Regarding the role of major religions today (or at least in 1949)

“… they have become associated with the causes of the factions, as instruments of propaganda and self-congratulation. The universal triumph of the secular state has thrown all religious organizations into such a definitely secondary, and finally ineffectual, position that religious pantomime is hardly more today than a sanctimonious exercise for Sunday morning, whereas business ethics and patriotism stand for the remainder of the week. Such a monkey-holiness is not what the functioning world requires; rather, a transmutation of the whole social order is necessary, so that through every detail and act of secular life the vitalizing image of the universal god-man who is actually immanent and effective in all of us may be somehow made known to consciousness”
“The modern hero, the modern individual who dares to heed the call and seek the mansion of that presence with whom it is our whole destiny to be atoned, cannot, indeed must not, wait for his community to cast off its slough of pride, fear, rationalized avarice, and sanctified misunderstanding. ‘Live,’ Nietzche says, ‘as though the day were here.’ It is not society that is to guide and save the creative hero, but precisely the reverse. And so every one of us shares the supreme ordeal– carries the cross of the redeemer– not in the bright moments of his tribe’s great victories, but in the silences of his personal despair.”
-Joseph Campbell, “The Hero With a Thousand Faces.” (Bollingen Paperback 1973 edition), pp 389, 391.
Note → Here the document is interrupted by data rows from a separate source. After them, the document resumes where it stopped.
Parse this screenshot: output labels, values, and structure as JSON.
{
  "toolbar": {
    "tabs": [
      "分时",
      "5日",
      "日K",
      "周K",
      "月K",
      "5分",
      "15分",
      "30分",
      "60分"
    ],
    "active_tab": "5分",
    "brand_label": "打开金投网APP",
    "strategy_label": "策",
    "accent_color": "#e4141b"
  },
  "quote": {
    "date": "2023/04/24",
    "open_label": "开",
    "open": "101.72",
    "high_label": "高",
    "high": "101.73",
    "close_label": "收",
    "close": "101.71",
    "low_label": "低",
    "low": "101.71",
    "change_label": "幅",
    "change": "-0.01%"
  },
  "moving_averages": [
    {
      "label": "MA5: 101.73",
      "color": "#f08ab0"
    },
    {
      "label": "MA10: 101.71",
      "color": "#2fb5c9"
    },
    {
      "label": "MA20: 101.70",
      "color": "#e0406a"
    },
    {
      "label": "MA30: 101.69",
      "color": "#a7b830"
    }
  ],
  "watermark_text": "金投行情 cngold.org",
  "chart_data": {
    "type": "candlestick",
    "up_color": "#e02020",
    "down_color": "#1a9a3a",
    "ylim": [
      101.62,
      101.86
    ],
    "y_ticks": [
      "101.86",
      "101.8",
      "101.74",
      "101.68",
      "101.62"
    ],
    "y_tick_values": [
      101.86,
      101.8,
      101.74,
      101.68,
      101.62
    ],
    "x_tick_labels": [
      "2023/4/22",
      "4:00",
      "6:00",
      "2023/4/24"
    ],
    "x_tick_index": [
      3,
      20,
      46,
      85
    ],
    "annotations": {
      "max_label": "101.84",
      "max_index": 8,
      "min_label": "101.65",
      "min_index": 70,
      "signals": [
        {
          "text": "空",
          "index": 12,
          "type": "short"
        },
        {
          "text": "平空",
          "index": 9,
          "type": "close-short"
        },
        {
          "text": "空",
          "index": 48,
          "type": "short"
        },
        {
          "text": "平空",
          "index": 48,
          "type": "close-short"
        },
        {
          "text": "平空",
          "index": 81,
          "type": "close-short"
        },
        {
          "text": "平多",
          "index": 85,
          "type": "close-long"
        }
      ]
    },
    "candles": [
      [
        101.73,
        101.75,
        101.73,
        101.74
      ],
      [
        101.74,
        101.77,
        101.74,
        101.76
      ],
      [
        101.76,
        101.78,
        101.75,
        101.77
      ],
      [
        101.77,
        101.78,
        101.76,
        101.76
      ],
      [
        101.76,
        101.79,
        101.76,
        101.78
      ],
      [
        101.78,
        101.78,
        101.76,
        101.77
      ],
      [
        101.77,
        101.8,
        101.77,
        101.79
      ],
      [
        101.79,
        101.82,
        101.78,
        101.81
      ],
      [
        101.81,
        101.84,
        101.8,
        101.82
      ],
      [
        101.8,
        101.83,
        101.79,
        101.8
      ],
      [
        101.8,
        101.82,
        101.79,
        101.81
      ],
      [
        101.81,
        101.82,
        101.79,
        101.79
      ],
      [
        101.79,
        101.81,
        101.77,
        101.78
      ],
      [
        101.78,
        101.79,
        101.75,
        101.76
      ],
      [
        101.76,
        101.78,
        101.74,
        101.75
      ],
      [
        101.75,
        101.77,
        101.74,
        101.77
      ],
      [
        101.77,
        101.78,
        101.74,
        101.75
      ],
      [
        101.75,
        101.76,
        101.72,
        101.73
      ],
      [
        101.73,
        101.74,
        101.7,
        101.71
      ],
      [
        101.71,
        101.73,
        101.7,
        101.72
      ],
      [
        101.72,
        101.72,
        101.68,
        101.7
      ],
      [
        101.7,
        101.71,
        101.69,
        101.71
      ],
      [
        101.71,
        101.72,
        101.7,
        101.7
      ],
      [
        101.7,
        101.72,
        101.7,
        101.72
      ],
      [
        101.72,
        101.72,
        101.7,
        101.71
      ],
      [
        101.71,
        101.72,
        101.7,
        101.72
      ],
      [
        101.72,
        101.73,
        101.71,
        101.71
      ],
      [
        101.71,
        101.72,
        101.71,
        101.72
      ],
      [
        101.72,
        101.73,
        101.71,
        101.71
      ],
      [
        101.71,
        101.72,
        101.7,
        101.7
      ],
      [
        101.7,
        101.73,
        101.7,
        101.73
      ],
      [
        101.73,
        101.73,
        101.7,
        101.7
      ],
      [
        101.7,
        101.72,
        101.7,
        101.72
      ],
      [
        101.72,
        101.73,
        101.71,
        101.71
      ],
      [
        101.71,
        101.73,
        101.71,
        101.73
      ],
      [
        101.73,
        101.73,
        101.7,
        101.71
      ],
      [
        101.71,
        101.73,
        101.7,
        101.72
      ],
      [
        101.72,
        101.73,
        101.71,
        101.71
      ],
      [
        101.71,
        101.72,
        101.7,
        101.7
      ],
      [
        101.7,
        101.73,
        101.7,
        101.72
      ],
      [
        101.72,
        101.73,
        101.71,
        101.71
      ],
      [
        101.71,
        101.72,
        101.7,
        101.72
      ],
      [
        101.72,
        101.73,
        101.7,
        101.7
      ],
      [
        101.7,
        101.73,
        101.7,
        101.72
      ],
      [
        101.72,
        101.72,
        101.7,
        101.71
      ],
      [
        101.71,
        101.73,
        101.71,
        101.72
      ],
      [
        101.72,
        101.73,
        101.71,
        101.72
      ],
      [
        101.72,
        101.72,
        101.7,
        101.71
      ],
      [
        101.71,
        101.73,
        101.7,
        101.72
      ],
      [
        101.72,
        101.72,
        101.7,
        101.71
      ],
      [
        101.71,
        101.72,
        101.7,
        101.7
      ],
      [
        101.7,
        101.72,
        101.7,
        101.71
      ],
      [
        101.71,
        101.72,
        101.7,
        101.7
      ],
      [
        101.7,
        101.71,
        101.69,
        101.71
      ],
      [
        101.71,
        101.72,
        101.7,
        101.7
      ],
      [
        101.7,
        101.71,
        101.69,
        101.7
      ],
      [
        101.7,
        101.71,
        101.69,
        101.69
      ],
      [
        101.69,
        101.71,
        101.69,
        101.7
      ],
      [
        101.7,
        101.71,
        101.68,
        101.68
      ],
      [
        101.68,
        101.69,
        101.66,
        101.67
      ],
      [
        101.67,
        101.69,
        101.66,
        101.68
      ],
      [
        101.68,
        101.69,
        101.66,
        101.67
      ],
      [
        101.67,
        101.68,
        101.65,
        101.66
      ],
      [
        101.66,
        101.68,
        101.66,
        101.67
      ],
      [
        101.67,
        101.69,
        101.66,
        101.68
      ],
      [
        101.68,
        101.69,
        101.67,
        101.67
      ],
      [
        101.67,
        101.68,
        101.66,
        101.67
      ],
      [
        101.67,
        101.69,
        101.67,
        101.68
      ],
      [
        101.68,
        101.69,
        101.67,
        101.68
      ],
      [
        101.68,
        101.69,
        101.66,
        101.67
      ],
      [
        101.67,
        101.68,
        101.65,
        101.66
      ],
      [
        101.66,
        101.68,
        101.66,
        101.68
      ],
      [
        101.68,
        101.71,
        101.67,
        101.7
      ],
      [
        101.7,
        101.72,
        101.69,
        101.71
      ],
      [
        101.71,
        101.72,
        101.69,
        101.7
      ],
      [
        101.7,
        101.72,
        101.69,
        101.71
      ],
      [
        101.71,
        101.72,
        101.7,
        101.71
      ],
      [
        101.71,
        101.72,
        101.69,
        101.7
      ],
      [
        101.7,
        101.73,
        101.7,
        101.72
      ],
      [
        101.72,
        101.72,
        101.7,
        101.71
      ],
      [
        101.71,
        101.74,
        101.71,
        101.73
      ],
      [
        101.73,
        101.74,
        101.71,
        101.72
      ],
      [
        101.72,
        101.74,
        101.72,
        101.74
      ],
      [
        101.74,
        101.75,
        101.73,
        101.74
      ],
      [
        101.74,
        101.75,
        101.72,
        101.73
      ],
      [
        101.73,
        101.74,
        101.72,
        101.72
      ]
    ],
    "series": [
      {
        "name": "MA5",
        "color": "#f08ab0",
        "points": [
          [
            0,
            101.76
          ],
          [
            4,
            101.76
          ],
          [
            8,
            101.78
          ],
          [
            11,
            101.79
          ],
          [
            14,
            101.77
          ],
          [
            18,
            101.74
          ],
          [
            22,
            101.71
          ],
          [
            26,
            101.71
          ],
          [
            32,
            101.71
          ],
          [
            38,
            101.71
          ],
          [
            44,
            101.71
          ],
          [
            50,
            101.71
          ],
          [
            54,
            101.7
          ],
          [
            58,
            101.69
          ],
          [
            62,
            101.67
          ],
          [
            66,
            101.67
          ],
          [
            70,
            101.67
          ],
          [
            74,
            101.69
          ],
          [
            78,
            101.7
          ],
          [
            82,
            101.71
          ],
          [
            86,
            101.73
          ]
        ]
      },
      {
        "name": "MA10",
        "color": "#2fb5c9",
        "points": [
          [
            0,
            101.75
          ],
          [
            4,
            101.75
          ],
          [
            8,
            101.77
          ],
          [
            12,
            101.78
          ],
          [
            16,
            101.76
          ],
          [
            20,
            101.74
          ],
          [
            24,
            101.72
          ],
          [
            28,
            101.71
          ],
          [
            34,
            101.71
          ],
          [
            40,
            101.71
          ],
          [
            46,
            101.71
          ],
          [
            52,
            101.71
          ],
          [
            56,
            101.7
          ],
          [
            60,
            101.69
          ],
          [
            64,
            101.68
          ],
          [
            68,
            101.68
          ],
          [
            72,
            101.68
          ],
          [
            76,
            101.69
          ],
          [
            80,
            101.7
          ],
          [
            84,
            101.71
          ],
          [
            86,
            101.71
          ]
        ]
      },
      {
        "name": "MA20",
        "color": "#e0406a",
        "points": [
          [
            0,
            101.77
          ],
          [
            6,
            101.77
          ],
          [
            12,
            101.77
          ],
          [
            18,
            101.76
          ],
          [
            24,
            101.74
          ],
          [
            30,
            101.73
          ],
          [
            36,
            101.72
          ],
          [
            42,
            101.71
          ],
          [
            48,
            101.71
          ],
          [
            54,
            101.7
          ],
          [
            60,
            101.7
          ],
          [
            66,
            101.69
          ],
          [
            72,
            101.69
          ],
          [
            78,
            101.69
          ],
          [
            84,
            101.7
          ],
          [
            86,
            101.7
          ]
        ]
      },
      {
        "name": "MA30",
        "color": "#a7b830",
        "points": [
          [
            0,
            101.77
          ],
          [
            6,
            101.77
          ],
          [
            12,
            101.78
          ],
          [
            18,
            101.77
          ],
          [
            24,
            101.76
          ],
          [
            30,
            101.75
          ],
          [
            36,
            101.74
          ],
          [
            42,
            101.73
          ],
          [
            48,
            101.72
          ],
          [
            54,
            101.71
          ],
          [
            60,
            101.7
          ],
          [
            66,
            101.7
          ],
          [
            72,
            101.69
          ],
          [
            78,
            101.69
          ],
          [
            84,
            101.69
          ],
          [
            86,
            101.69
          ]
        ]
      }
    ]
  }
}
It would be inaccurate to describe Campbell as a Christian, but the message here, I believe, is relevant to Christians today. Some of the Christian symbolism/terminology certainly helps make this clear. Christians (and corporately, the church) have tended to be transformed by the broader secular society and often become the willing pawn and justifier of that society. The one who breaks this cycle starts his quest breaking free from the vision of modern (or post-modern) society… and the modern church. If Christianity is true, it is true because revealed to it is a TRUTH higher, and better than the mundane truths surrounding us. A journey of cultural transformation and redemption will not be done hand-in-hand with society… but will be experienced in the difficult traverse of the hero-pilgrim.